Get started with AWS Client VPN
Before you can establish a VPN session, your Client VPN administrator must create and configure a Client VPN endpoint. Your administrator controls which networks and resources you can access when you establish a VPN session. You then use a VPN client application to connect to a Client VPN endpoint and establish a secure VPN connection.
If you're an administrator who needs to create a Client VPN endpoint, see the AWS Client VPN Administrator Guide.
Topics
Prerequisites for using Client VPN
To establish a VPN connection, you must have the following:
-
Access to the internet
-
A supported device
-
For Client VPN endpoints that use SAML-based federated authentication (single sign-on), one of the following browsers:
-
Apple Safari
-
Google Chrome
-
Microsoft Edge
-
Mozilla Firefox
-
Step 1: Get a VPN client application
You can connect to a Client VPN endpoint and establish a VPN connection using the AWS provided client or another OpenVPN-based client application.
The AWS provided client is supported on Windows, macOS, Ubuntu 18.04 LTS, and Ubuntu 20.04 LTS.
You can download the Client VPN application through one of two methods, depending on whether the administrator created the endpoint configuration file for the application:
-
If your administrator did not set up the endpoint configuration file, download and install the client from AWS Client VPN download
. After downloading and installing the application, proceed to Step 2: Get the Client VPN endpoint configuration file to get the endpoint configuration file from your administrator. -
If your administrator has already preconfigured the endpoint configuration file, you can download the Client VPN application, along with the configuration file, from the self-service portal. For the steps to download the client and configuration file from the self-service portal, see Download the AWS Client VPN from the self-service portal. After downloading and installing the application and file, go to Step 3: Connect to the VPN.
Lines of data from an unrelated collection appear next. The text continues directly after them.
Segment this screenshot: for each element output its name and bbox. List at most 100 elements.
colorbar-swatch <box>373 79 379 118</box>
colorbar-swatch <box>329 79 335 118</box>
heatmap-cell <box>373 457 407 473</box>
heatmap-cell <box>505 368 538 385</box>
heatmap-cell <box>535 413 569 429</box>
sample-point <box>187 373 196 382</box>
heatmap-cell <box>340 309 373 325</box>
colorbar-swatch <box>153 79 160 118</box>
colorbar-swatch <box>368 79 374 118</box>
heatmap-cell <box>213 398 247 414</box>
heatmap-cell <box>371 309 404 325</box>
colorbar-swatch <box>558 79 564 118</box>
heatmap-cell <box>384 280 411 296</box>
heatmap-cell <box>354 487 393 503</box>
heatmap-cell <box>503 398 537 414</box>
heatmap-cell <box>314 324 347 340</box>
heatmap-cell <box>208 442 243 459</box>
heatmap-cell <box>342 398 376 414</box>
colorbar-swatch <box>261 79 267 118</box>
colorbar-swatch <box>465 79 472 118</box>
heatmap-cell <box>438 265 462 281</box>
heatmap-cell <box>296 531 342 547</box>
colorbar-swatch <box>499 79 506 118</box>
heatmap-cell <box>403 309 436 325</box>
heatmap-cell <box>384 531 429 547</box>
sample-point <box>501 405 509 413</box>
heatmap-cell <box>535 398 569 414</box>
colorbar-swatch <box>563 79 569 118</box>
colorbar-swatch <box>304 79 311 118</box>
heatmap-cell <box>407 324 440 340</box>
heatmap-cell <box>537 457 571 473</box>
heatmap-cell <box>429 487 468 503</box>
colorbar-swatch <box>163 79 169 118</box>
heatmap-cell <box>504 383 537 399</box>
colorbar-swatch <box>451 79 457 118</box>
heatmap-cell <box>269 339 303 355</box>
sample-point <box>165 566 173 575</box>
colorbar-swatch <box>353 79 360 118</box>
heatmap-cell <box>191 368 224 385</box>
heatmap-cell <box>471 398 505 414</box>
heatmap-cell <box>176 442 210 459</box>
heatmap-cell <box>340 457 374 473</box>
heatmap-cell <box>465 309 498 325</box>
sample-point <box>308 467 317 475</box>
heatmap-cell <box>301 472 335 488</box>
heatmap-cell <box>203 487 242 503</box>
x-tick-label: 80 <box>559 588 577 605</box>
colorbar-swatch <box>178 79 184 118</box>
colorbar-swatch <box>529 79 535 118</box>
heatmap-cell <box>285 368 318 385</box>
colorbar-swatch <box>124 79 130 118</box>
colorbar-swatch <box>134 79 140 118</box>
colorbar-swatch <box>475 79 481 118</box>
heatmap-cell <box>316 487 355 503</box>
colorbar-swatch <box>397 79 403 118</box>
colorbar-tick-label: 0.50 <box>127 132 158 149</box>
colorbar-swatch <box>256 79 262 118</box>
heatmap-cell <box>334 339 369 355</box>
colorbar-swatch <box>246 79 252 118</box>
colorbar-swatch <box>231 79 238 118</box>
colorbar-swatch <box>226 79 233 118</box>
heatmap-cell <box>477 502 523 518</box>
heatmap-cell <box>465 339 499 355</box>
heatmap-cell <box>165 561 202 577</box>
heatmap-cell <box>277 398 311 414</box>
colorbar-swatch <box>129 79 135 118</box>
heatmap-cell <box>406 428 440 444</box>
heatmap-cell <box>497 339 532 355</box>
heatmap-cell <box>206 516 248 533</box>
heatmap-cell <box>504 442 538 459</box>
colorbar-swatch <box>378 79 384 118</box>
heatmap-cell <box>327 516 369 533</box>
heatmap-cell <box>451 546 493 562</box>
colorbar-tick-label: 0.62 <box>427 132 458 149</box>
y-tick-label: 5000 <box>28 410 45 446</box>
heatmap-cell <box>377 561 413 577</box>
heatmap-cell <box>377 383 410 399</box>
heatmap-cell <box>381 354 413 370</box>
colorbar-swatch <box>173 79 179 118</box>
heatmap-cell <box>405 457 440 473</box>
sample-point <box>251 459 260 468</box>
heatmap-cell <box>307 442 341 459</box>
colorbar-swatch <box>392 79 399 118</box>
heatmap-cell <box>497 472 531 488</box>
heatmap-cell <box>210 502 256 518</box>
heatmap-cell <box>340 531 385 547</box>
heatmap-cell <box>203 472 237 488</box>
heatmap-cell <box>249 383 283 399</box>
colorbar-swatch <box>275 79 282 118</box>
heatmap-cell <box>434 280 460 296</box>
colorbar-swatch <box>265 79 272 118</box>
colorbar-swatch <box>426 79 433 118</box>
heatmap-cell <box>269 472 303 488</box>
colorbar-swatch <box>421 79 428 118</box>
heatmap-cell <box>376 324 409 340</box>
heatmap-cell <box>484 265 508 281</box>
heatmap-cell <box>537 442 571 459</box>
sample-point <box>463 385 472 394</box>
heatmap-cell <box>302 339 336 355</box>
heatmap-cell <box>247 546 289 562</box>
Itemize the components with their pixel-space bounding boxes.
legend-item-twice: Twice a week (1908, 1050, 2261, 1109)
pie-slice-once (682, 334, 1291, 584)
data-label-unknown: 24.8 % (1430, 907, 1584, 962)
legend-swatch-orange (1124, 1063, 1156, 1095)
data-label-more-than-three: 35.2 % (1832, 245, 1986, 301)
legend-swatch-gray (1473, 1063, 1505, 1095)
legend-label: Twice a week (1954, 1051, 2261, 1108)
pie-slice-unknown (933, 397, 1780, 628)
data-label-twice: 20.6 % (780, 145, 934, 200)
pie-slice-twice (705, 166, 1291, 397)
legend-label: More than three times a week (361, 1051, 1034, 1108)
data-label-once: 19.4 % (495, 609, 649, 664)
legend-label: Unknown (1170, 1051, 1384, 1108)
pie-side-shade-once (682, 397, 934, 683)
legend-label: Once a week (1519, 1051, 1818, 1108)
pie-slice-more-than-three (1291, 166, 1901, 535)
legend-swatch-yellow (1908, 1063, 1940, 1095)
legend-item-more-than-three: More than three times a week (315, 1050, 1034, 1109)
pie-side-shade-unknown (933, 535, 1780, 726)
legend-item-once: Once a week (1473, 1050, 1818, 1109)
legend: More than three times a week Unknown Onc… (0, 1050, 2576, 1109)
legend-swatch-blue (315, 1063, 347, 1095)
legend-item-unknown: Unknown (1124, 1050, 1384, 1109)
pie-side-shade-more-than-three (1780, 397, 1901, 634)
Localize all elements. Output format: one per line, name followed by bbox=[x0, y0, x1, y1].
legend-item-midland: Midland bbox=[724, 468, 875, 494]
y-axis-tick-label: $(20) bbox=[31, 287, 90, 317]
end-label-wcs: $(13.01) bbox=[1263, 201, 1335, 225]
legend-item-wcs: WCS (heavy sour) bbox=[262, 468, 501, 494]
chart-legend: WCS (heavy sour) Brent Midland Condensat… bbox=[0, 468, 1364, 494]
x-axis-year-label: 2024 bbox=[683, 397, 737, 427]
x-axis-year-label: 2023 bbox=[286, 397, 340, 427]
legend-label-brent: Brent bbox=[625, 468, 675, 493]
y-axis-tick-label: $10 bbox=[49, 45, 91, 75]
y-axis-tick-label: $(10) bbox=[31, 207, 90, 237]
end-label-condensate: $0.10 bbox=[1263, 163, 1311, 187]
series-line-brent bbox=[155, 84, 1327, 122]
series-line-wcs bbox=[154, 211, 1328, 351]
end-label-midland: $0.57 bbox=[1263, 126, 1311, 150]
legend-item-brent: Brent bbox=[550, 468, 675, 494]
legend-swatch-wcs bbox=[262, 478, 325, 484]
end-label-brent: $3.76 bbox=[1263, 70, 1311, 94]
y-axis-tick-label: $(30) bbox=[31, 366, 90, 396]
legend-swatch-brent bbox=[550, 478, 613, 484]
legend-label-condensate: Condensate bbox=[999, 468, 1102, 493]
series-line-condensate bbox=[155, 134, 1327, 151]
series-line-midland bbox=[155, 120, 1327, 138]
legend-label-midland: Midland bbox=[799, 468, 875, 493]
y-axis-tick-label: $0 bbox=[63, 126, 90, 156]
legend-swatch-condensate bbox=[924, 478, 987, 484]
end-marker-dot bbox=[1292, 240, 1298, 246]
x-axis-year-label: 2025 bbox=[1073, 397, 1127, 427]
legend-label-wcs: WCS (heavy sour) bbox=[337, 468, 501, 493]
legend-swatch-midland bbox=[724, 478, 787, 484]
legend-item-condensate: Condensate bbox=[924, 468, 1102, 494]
Alternatively, download and install an OpenVPN client application on the device from which you intend to establish the VPN connection.
Step 2: Get the Client VPN endpoint configuration file
You get the Client VPN endpoint configuration file from your administrator. The configuration file includes the information about the Client VPN endpoint and the certificates that are required to establish a VPN connection.
Alternatively, if your Client VPN administrator has configured a self-service portal for the Client VPN endpoint, you can download the latest version of the AWS provided client and the latest version of the Client VPN endpoint configuration file yourself. For more information, see Download the AWS Client VPN from the self-service portal.
Step 3: Connect to the VPN
Import the Client VPN endpoint configuration file to the AWS provided client or to your OpenVPN client application and connect to the VPN. For steps to connect to a VPN, including importing the endpoint configuration file, see the following topics:
For Client VPN endpoints that use Active Directory authentication, you will be prompted to enter your user name and password. If multi-factor authentication (MFA) has been enabled for the directory, you will also be prompted to enter your MFA code.
For Client VPN endpoints that use SAML-based federated authentication (single sign-on), the AWS provided client opens a browser window on your computer. You'll be prompted to enter your corporate credentials before you can connect to the Client VPN endpoint.